Amanda Kessel, a two-time women's hockey Olympian, holds up her gold medal from the 2018 Games in Pyeongchang at Madison Square Garden.
Amanda Kessel, a two-time women’s hockey Olympian, holds up her gold medal from the 2018 Games in Pyeongchang at Madison Square Garden. Photo Credit: CAIR New York

It’s a watershed moment for women’s hockey in North America, and 2018 U.S. Olympic gold medalist Amanda Kessel is, not surprisingly, front and center.

That’s just fine with her.

Kessel was in Manhattan last week to help launch the Rangers’ Junior Girls Hockey (RJGH) initiative, which is designed to grow female participation in the sport through the creation of new programs across the tristate area. RJGH will oversee the formation of a youth league with teams based at 13 area rinks as a platform for girls between 11 and 14 years old to play against their peers, according to team officials.

A two-time Olympian who helped the U.S. earn gold last year in Pyeongchang, Kessel would have relished such a program when she was growing up.
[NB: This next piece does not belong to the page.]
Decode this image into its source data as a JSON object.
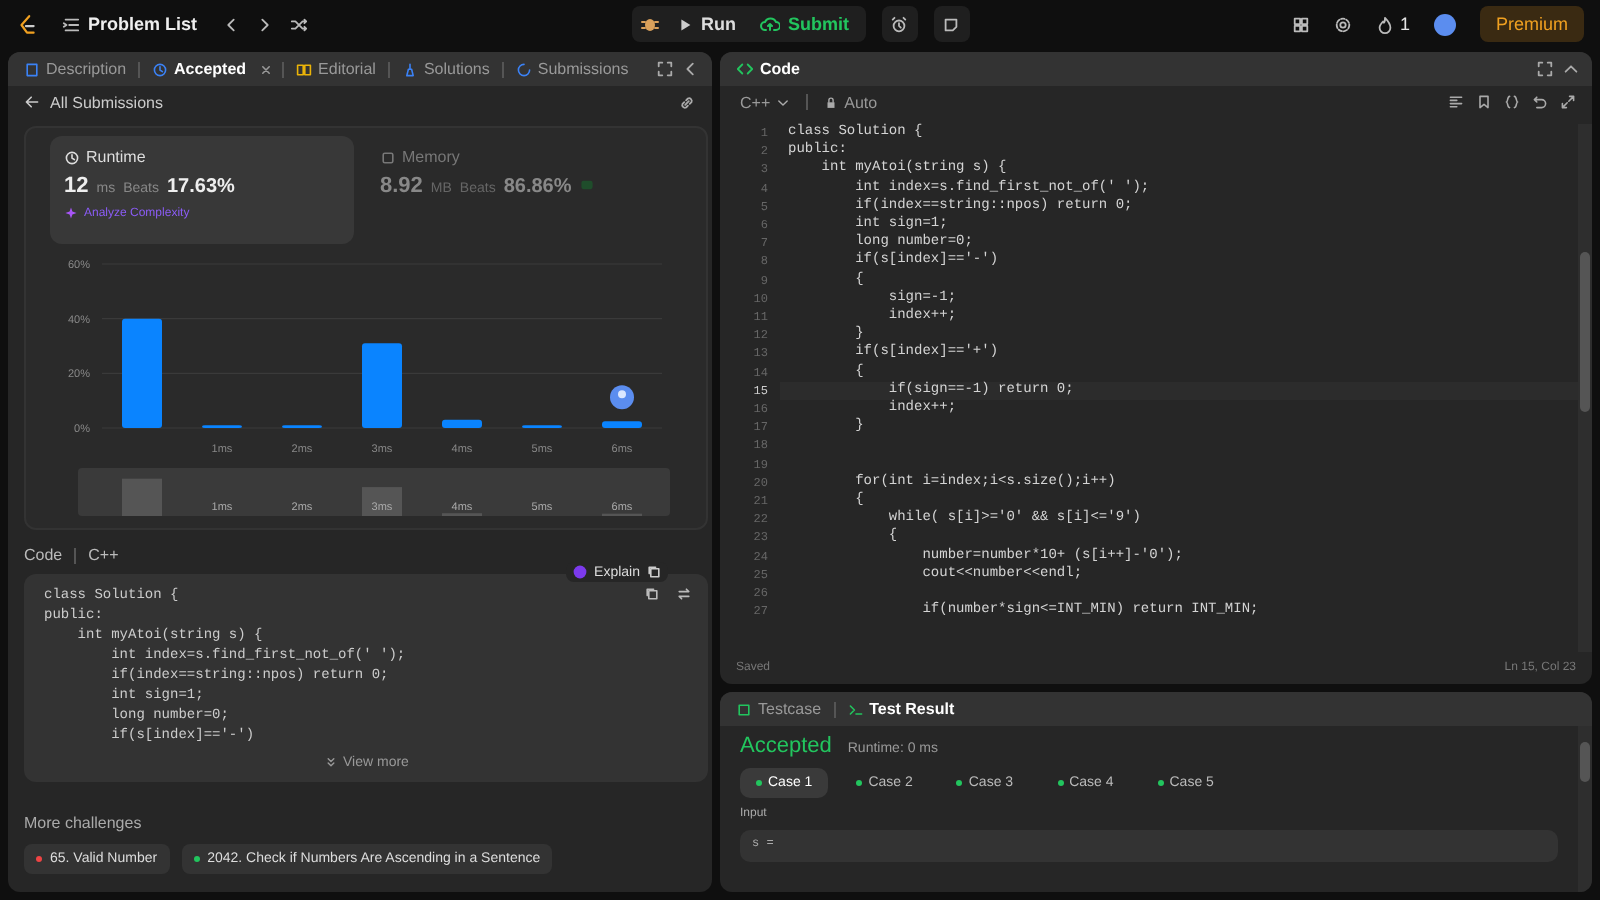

“I would have definitely been involved in a program like this when I was younger, if there had been any at the time,” said Kessel, who is serving as an official ambassador for the Rangers’ initiative. “My parents tried to get me in all the camps and teams that were around back then, and they were great, but a program like this is really going to be important for girls who want to play.”

The forward, who starred collegiately at Minnesota, is also part of a group of 200 players who are effectively boycotting the only women’s professional league on the continent, the National Women’s Hockey League (NWHL), as part of a fight for a stronger league that pays its athletes a reasonable wage. By refusing to play for the NWHL during the 2019-20 season, Kessel and her peers in the game hope to create something that girls in RJGH can aspire to: a “stable and sustainable” women’s professional league.
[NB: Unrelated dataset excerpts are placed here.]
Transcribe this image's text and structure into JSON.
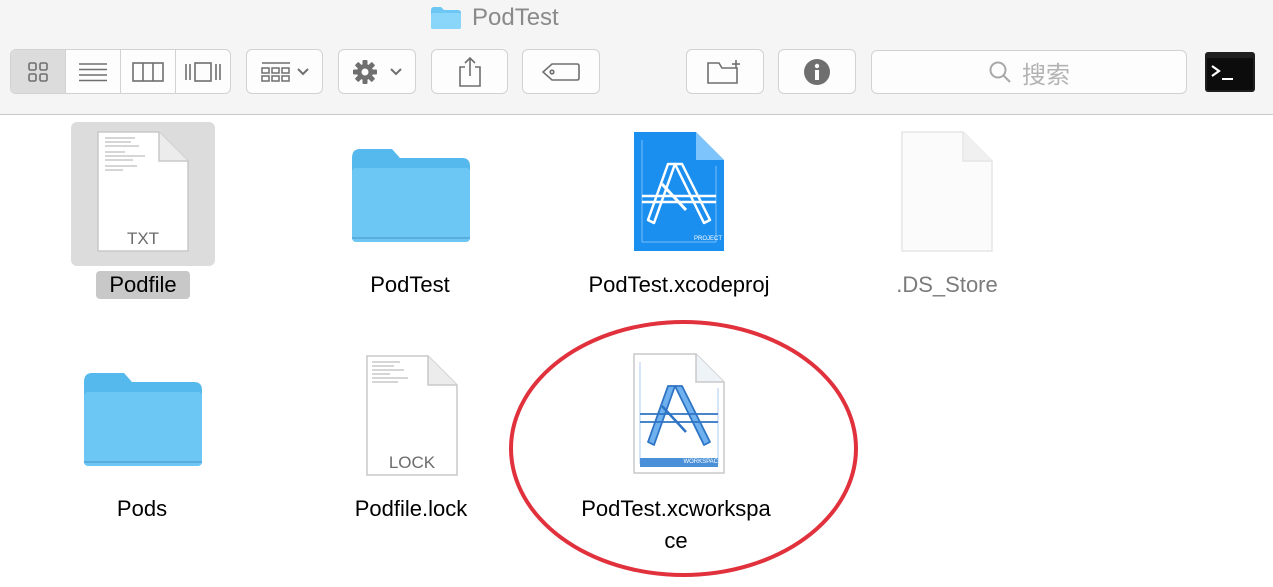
{
  "window": {
    "title": "PodTest"
  },
  "toolbar": {
    "view_modes": [
      "icon-view",
      "list-view",
      "column-view",
      "cover-flow-view"
    ],
    "search_placeholder": "搜索"
  },
  "files": [
    {
      "name": "Podfile",
      "type_badge": "TXT",
      "kind": "text-document"
    },
    {
      "name": "PodTest",
      "kind": "folder"
    },
    {
      "name": "PodTest.xcodeproj",
      "type_badge": "PROJECT",
      "kind": "xcode-project"
    },
    {
      "name": ".DS_Store",
      "kind": "blank-document"
    },
    {
      "name": "Pods",
      "kind": "folder"
    },
    {
      "name": "Podfile.lock",
      "type_badge": "LOCK",
      "kind": "text-document"
    },
    {
      "name_line1": "PodTest.xcworkspa",
      "name_line2": "ce",
      "type_badge": "WORKSPACE",
      "kind": "xcode-workspace"
    }
  ],
  "colors": {
    "folder": "#6cc7f5",
    "annotation": "#e0313c",
    "selection": "#dcdcdc"
  }
}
The players were moved to act when the Canadian Women’s Hockey League folded at the conclusion of the 2018-19 campaign, despite the fact its players, like those in the NWHL, received salaries that are a fraction of those seen in the men’s game.

“The league folding in Canada was pretty eye-opening,” said Kessel, who reportedly made just over $10,000 playing for the NWHL’s Metropolitan Riveters in Newark, New Jersey last season.

Kessel and her fellow players hope to play in a number of women’s hockey “showcases” around North America, starting in the fall. Ultimately, though, she wants the NHL to create a women’s league similar to the WNBA — or at least establish more programs like RJGH.

“I would love that,” Kessel said. “I think it’s going to happen. I just don’t know when. Hopefully, other NHL teams will see what the Rangers are doing, and it will start from there.”